Draw blood by cutting your bird’s nail
The first way to gather a DNA sample from your cockatiel is to clip a nail too close to the quick and draw blood.
If you opt for this method, make sure you have sterile gauze or cotton swabs and styptic powder on hand to stop the bleeding right away.
Cockatiels are very small birds and even a small amount of blood loss can impact them quickly.
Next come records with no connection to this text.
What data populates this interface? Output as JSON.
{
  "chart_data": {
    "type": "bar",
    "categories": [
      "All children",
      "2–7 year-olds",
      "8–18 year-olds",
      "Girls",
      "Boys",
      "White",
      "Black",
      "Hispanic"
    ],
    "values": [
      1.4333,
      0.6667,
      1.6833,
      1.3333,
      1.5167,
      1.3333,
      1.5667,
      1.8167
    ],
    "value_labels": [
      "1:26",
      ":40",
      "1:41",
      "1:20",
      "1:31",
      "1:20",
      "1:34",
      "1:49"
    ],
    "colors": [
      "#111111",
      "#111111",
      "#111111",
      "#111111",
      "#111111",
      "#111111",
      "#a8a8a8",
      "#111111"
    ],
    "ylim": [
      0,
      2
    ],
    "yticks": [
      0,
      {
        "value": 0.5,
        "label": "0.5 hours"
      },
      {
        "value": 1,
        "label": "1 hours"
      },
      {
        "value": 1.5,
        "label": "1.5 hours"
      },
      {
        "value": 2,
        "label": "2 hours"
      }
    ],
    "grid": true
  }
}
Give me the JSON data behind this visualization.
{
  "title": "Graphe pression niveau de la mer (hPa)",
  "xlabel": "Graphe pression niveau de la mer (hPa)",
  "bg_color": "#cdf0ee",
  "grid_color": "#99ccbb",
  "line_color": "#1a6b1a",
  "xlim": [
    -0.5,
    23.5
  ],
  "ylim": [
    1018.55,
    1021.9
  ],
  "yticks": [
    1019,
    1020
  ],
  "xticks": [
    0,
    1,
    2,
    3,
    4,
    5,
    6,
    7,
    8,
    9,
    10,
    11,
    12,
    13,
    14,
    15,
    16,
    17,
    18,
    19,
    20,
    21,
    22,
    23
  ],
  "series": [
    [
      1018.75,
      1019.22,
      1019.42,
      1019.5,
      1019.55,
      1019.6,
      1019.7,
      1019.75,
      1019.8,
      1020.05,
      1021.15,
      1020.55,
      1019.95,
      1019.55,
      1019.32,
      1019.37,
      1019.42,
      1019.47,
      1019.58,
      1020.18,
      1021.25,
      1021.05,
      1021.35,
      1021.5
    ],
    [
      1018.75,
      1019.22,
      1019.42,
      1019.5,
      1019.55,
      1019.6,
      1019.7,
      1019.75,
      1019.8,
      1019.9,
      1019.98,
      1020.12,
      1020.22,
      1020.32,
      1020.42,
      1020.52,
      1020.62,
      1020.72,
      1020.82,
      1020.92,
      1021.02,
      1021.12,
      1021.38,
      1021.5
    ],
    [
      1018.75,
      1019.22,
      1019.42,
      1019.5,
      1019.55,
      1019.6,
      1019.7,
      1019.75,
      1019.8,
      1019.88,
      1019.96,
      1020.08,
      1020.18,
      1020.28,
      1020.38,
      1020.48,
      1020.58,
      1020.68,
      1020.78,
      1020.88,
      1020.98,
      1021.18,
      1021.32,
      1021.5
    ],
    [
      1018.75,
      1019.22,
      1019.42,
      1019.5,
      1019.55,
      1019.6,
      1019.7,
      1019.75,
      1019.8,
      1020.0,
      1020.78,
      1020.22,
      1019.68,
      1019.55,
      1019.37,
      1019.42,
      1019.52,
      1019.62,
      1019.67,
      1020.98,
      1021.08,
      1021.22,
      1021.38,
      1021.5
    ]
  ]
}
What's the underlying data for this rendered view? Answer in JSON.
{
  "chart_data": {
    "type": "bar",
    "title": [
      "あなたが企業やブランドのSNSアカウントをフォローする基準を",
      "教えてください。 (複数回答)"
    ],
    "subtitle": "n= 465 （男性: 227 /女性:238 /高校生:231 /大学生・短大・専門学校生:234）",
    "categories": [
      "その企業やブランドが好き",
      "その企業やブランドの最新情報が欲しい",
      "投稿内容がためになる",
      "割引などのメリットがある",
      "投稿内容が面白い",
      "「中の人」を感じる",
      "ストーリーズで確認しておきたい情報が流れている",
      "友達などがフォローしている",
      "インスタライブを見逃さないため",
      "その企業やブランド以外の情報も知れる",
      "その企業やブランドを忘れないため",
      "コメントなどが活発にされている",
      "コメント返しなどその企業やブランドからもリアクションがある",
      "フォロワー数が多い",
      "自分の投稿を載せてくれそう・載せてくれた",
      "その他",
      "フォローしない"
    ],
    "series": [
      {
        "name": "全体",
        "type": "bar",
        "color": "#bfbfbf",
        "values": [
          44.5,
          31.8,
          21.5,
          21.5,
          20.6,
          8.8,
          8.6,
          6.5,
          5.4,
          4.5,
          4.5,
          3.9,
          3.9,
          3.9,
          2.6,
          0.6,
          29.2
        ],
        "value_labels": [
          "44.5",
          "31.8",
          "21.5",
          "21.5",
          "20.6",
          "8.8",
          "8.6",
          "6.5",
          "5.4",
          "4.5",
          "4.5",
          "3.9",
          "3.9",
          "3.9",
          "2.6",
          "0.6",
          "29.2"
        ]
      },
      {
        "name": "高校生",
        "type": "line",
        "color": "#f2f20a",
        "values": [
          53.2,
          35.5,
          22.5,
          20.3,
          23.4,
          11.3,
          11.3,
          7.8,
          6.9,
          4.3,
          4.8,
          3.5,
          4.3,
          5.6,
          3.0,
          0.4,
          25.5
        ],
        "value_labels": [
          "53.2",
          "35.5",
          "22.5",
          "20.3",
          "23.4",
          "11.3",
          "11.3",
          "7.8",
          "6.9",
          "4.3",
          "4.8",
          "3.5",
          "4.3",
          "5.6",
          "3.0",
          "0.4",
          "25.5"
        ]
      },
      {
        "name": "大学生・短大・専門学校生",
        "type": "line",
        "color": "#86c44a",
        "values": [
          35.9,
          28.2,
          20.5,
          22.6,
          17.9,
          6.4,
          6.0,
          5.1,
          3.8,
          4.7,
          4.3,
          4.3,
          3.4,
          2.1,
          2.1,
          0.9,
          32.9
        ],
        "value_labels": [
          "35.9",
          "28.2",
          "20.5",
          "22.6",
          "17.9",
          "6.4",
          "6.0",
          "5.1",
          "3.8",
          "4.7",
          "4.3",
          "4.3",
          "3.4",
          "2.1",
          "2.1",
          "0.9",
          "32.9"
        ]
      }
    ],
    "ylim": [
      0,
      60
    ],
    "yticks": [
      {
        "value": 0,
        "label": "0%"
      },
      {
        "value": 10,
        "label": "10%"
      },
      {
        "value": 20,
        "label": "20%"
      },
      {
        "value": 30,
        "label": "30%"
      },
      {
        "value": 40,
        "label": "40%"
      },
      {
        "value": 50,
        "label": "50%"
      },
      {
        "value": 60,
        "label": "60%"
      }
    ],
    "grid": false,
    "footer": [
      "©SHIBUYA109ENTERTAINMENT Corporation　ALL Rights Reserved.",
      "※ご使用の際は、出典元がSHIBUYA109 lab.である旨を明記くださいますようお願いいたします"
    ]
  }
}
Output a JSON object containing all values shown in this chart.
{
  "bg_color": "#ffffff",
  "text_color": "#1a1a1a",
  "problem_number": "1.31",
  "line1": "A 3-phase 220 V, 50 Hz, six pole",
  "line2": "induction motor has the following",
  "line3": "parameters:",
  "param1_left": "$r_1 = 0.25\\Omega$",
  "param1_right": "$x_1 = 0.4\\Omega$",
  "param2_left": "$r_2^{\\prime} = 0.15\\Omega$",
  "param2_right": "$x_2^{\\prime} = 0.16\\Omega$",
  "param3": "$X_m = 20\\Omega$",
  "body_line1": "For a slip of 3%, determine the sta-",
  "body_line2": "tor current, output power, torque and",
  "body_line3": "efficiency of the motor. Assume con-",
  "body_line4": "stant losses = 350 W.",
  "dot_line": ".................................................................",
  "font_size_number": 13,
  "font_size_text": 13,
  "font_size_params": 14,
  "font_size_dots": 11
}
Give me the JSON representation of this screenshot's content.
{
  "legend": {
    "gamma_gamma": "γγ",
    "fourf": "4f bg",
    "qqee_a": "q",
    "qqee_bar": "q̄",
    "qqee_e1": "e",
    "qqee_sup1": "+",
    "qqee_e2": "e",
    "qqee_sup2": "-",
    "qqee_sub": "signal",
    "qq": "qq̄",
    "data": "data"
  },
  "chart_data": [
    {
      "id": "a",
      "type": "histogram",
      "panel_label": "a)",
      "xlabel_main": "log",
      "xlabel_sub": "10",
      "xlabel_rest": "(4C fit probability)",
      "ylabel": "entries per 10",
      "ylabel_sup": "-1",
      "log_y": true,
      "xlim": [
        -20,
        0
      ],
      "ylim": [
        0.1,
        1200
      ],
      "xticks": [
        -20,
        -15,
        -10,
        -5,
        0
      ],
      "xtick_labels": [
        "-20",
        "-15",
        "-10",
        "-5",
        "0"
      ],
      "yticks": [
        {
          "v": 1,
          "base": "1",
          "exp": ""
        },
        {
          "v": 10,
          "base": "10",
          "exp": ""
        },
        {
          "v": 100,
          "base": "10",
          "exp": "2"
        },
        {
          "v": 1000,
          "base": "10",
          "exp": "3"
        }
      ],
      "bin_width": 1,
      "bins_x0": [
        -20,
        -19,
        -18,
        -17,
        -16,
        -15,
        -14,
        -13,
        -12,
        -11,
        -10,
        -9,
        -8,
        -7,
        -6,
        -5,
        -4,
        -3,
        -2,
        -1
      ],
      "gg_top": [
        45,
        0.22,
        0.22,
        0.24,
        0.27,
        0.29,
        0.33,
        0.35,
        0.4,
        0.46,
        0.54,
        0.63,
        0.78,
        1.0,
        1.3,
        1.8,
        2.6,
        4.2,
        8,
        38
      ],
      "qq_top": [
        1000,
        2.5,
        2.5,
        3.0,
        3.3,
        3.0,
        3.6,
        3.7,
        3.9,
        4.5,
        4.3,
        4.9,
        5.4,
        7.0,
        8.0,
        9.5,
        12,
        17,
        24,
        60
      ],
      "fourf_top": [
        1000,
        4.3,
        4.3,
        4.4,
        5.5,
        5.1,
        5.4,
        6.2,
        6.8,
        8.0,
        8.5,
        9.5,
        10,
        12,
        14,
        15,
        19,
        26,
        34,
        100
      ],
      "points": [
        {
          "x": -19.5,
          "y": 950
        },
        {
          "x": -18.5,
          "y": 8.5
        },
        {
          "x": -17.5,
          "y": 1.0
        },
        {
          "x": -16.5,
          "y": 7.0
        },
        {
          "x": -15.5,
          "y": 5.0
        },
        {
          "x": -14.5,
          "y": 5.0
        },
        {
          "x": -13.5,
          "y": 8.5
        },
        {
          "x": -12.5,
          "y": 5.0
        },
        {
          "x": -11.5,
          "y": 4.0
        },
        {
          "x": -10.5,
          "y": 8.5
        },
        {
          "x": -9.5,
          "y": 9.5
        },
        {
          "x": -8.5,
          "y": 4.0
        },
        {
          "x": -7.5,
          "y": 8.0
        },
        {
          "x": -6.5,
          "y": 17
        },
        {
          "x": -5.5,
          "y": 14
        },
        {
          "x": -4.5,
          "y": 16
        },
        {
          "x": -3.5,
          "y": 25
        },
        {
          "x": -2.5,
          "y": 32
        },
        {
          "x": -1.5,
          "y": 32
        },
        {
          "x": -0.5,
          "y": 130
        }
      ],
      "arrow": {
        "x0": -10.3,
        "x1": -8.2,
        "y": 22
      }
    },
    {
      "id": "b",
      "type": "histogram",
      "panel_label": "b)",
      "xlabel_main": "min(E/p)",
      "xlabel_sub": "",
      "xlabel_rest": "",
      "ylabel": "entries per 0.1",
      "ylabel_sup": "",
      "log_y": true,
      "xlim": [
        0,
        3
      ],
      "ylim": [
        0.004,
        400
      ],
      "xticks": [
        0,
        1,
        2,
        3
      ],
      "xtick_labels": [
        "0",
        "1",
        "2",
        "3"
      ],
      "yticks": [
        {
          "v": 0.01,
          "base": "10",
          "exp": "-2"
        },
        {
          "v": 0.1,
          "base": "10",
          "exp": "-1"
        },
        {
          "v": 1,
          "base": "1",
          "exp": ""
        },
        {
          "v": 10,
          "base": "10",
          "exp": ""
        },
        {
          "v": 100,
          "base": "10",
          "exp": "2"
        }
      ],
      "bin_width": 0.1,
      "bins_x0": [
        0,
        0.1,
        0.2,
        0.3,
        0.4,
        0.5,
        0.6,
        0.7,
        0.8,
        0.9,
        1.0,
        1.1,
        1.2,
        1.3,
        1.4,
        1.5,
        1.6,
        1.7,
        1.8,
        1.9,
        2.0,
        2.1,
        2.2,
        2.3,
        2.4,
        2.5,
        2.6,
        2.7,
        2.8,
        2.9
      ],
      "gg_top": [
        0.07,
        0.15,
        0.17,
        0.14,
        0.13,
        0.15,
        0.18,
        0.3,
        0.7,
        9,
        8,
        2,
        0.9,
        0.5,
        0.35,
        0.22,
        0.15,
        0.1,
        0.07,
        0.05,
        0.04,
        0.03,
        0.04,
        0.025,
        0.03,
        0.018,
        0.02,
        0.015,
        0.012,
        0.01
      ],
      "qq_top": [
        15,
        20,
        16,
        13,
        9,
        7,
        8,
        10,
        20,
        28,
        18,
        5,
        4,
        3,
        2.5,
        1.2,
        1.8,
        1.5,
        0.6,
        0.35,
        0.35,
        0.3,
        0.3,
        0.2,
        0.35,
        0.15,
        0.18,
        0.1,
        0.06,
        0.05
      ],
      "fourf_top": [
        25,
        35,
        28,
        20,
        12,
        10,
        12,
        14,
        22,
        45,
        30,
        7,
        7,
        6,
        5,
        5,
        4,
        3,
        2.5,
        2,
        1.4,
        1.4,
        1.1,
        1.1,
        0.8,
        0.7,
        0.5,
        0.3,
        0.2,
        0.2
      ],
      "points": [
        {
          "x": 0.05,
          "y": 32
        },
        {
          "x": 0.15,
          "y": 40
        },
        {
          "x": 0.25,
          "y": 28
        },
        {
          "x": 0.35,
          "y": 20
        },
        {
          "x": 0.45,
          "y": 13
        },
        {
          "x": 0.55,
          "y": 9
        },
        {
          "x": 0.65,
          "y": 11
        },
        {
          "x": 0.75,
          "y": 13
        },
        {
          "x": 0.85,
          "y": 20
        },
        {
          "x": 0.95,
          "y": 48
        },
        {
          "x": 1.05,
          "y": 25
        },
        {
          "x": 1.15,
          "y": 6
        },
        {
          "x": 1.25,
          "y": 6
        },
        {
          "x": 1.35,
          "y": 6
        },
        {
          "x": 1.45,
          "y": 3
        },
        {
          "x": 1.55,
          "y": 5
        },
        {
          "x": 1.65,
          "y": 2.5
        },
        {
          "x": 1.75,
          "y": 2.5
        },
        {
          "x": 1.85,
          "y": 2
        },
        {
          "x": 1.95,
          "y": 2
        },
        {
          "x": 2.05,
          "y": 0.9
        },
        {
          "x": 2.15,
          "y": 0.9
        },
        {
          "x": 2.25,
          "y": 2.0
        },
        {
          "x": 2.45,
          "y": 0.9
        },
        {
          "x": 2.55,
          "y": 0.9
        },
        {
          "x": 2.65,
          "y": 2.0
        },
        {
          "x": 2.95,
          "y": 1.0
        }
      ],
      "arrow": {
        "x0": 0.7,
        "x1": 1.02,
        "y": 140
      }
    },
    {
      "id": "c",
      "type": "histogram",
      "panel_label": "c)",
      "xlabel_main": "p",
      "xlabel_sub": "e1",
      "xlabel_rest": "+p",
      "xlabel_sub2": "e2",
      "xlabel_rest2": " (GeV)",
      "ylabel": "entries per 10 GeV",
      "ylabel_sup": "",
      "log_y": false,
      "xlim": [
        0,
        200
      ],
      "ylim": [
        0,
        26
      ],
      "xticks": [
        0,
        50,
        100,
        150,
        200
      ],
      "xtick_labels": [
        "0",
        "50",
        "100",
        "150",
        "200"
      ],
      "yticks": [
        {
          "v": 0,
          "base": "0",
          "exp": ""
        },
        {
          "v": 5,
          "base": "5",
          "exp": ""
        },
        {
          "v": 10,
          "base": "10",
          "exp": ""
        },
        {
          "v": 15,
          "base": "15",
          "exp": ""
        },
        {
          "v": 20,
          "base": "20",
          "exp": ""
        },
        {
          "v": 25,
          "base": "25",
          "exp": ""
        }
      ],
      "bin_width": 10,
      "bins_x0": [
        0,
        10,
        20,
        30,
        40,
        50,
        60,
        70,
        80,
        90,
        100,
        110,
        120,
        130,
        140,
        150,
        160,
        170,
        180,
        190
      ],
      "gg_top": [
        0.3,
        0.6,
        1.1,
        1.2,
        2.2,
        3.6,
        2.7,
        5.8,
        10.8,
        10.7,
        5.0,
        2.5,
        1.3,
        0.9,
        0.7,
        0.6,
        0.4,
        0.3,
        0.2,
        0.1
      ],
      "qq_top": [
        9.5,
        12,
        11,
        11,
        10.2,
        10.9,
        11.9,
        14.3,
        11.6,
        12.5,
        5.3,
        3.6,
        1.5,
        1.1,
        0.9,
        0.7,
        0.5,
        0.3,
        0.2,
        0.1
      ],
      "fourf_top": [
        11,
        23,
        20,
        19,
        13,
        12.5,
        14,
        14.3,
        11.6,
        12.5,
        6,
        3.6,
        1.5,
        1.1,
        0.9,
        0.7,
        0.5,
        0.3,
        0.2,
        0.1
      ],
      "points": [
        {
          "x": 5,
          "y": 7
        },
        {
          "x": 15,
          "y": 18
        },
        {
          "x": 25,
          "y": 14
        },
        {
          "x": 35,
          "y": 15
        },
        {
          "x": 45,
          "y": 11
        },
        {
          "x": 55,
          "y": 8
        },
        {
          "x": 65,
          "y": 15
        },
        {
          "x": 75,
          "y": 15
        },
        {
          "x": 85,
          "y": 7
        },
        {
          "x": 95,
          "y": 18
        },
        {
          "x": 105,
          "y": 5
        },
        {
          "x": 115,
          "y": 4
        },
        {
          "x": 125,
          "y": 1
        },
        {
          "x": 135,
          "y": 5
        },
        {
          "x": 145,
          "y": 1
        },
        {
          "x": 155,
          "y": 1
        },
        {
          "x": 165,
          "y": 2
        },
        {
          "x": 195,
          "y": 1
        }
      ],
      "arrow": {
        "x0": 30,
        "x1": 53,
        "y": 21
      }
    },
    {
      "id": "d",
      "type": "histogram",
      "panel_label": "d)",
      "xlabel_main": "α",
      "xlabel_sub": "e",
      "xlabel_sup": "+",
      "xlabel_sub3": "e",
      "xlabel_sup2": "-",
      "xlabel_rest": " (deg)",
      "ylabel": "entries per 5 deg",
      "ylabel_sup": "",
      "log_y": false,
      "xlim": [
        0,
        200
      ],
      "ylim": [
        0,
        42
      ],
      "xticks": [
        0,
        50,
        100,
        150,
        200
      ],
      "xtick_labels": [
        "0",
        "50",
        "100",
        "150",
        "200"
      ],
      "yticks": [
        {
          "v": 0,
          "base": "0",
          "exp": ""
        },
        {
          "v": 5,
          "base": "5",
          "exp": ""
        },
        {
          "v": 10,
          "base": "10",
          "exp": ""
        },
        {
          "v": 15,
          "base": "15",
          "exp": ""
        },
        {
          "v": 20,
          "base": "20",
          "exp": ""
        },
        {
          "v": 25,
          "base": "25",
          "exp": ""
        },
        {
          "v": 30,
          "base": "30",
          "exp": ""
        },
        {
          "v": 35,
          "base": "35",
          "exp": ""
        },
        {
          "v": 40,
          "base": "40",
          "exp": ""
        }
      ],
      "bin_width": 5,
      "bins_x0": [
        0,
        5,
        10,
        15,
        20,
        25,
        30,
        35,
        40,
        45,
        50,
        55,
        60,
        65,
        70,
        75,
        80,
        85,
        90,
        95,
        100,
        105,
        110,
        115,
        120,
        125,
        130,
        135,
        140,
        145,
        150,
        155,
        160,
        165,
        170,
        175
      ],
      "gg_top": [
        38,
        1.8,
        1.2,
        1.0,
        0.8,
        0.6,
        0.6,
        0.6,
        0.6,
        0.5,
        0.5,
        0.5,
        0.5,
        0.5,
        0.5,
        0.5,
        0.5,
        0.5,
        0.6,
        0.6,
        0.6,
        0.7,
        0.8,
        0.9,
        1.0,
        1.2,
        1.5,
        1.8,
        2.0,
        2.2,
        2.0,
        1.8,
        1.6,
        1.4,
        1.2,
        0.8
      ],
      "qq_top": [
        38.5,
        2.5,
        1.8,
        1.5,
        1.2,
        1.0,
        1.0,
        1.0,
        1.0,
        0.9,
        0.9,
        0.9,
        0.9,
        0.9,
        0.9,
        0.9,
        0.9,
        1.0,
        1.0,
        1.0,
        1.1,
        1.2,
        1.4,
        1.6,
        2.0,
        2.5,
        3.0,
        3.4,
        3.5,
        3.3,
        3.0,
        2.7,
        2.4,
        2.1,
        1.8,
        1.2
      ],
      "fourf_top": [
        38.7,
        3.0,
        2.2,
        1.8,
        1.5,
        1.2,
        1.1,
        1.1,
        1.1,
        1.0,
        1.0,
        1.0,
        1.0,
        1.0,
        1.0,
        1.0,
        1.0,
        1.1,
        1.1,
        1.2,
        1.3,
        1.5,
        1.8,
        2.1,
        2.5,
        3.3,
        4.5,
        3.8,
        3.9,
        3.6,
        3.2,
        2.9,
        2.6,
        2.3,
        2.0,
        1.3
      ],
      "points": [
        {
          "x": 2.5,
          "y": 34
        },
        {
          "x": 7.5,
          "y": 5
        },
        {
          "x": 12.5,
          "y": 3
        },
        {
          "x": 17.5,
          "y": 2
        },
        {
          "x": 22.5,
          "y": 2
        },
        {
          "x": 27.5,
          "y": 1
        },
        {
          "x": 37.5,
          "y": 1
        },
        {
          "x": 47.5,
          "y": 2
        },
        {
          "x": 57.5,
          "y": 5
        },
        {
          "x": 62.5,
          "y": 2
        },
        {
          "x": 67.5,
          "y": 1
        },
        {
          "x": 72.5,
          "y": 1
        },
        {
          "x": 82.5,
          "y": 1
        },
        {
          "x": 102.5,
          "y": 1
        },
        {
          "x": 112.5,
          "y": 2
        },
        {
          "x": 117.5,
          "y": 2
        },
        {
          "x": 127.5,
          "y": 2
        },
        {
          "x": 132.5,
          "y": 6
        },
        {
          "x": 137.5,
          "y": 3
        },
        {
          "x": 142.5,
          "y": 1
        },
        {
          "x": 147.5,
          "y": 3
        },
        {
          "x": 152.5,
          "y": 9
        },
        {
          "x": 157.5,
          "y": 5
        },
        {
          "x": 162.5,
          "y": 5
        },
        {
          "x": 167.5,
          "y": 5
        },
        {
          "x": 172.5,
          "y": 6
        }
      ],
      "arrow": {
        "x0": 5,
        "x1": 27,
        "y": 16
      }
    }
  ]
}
If you do not feel confident clipping your bird’s nails yourself, your avian veterinarian can assist with collecting the DNA sample.
Pluck out some of your cockatiel’s breast feathers
An alternate method of gathering DNA material from your cockatiel is to pluck out several of your bird’s breast feathers.
This will extract a tiny clot of blood at the end of the feathers which can be used for DNA testing.
For a cockatiel, most DNA tests require at least five breast feathers to complete the testing.
Be aware it is very easy to injure a small, fragile bird like a cockatiel while trying to pluck out its feathers. It is best to have an additional person assist with the actual feather collection or ask your avian veterinarian to do this for you.
Once you have submitted the DNA sample of your choice, you should know within a week or so whether you have a male or a female cockatiel.
DNA testing can also be helpful when choosing a cockatiel companion for your bird.